It's a new house, but it suited two old-house fans just fine

Daniel Glaubinger (left) and Sauce Leon in hammock chairs on the rooftop deck of their house.

Daniel Glaubinger and Sauce Leon were moving to Philadelphia from Newark, N.J., and they wanted a home that was environmentally sustainable and did not take up a lot of room.

For the couple - Glaubinger teaches high school history and Leon, his husband, teaches special education at an elementary school - house-hunting resulted in that vision's evolving a bit.

"First, we looked at old houses, and we loved the way they looked, but they had all kinds of leakages and high costs," says Glaubinger.

"Then we looked at more modern houses in developments, but they looked as if they were cut from cookie cutters."

When then they found architect Dave Whipple's development in Fishtown, they knew: It was the perfect fit.

"We are both interested in old architecture and thought we wanted an old house, but we were sold here," Leon says. "The view is amazing, and that is what clinched it."

He was particularly thrilled with the vista the deck offered of City Hall, the Benjamin Franklin Bridge, and even the stadiums in South Philadelphia.

The property that grabbed their attention is at one end of a grouping of three tiny rowhouses on a narrow Fishtown street. Their house and one other - situated at the ends of the row - have facades of brick and corrugated metal. The house in the middle does not have the corrugated front.

"The different fronts add variety," Whipple says. When the dwellings were being planned, neighbors in Fishtown's older sections voiced objections, but now seem pleased that the development has replaced a vacant lot at the site.

Once inside, it's hard to remember that the house is just 1,800 square feet - spread among four levels.

On entering, the first thing that comes into view is a floating stairway that extends to the third floor. The steps seem to be individual platforms with no railing.
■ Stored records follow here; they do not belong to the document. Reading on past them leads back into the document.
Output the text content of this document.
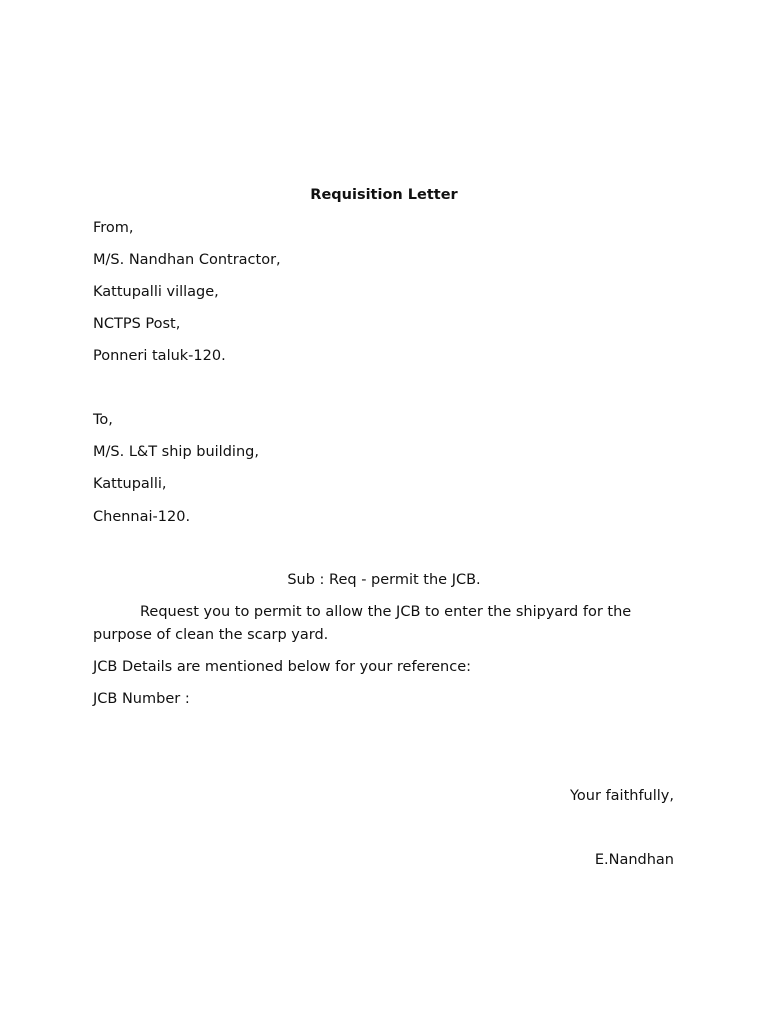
Requisition Letter

From,

M/S. Nandhan Contractor,

Kattupalli village,

NCTPS Post,

Ponneri taluk-120.

To,

M/S. L&T ship building,

Kattupalli,

Chennai-120.

Sub : Req - permit the JCB.

Request you to permit to allow the JCB to enter the shipyard for the

purpose of clean the scarp yard.

JCB Details are mentioned below for your reference:

JCB Number :

Your faithfully,

E.Nandhan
A wire mesh to one side assures that those climbing the stairs do not fall, fulfilling Philadelphia building-permit requirements.
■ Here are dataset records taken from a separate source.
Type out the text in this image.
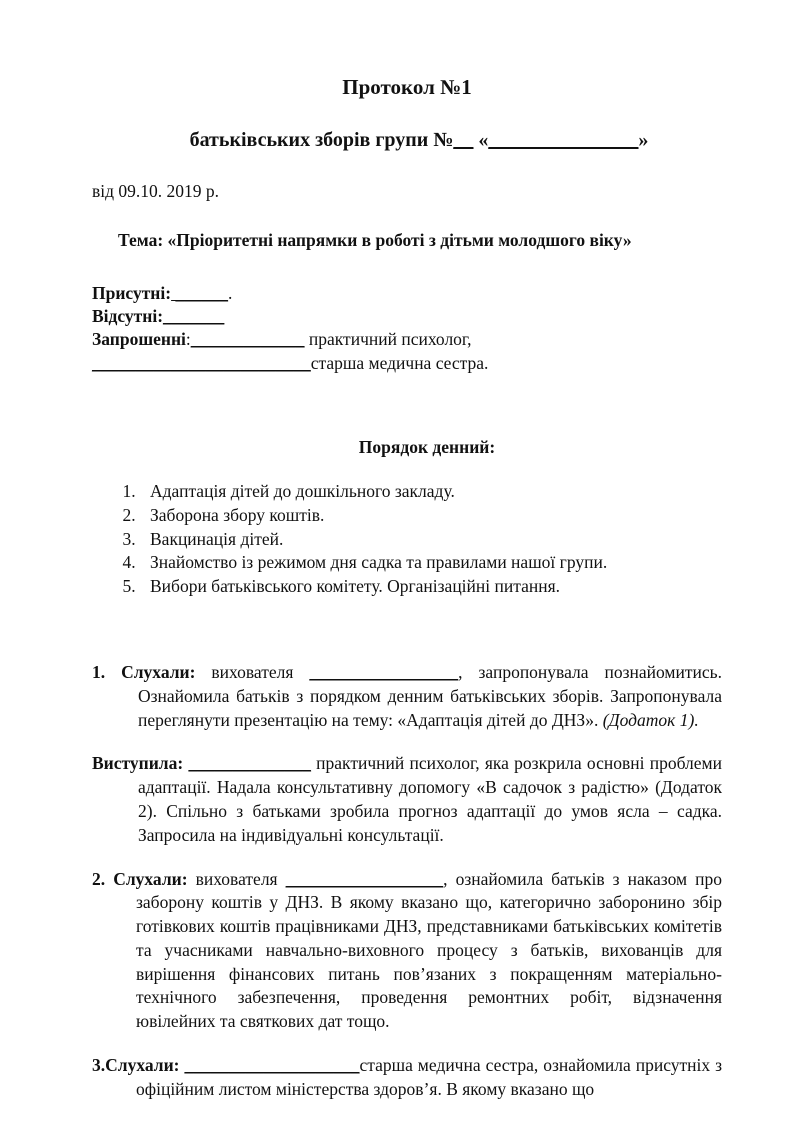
Протокол №1
батьківських зборів групи №__ «_______________»

від 09.10. 2019 р.

Тема: «Пріоритетні напрямки в роботі з дітьми молодшого віку»

Присутні: ______.
Відсутні:_______
Запрошенні:_____________ практичний психолог,
_________________________старша медична сестра.

Порядок денний:

1. Адаптація дітей до дошкільного закладу.
2. Заборона збору коштів.
3. Вакцинація дітей.
4. Знайомство із режимом дня садка та правилами нашої групи.
5. Вибори батьківського комітету. Організаційні питання.

1. Слухали: вихователя _________________, запропонувала познайомитись. Ознайомила батьків з порядком денним батьківських зборів. Запропонувала переглянути презентацію на тему: «Адаптація дітей до ДНЗ». (Додаток 1).

Виступила: ______________ практичний психолог, яка розкрила основні проблеми адаптації. Надала консультативну допомогу «В садочок з радістю» (Додаток 2). Спільно з батьками зробила прогноз адаптації до умов ясла – садка. Запросила на індивідуальні консультації.

2. Слухали: вихователя __________________, ознайомила батьків з наказом про заборону коштів у ДНЗ. В якому вказано що, категорично заборонино збір готівкових коштів працівниками ДНЗ, представниками батьківських комітетів та учасниками навчально-виховного процесу з батьків, вихованців для вирішення фінансових питань пов’язаних з покращенням матеріально-технічного забезпечення, проведення ремонтних робіт, відзначення ювілейних та святкових дат тощо.

3.Слухали: ____________________старша медична сестра, ознайомила присутніх з офіційним листом міністерства здоров’я. В якому вказано що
"I think the fact that there was a landing on each floor really sold me," Leon says.

Next, visitors get an introductory view of the kitchen and a glimpse of the backyard. Also on the first level, the great room includes a comfortable living area, with a floor-to-ceiling bookcase, and a dining room.

"We have a Christmas party every year, and this works great," Glaubinger says.

A basement TV/recreation room does double duty as a guest bedroom.

On the top level is the deck, outfitted with two hammock chairs - one for each of the homeowners, of course. When the weather is right, what's not to enjoy?

The master bedroom occupies part of the second level, as does another room for guests that is also where Lola, the couple's cat, resides.

Lola, as in that well-known song from Damn Yankees featuring the line "Whatever Lola wants, Lola gets."

Glaubinger and Leon say they're pleased that the utility costs to live here are about $50 a month for gas, electricity, and "everything."

Whipple, a principal of Assimilation Design Lab in Philadelphia, said the couple's reactions are exactly what he hoped for.

"I plan to have homeowners who are young and usually buying their first home," he says.

The houses have a flexible arrangement, so the occupants can use the basement room for whatever purpose they choose: as an office, say, for working at home, or as a place to relax, as Glaubinger and Leon do. Some homeowners use their decks; some do not.

Whipple says it's important to make sure his houses are environmentally sustainable.

"This house has a four-story space that allows for natural air movement through the house," he says.

The shaft-life space helps bring sunlight to the whole house, and also keeps air-conditioning costs down, according to the couple.

In addition, Whipple says, the house employs closed-cell insulation and high efficiency mechanical equipment, as well as large windows that enhance natural light.

"All of this is both good for the environment and the homeowners' budget," he says.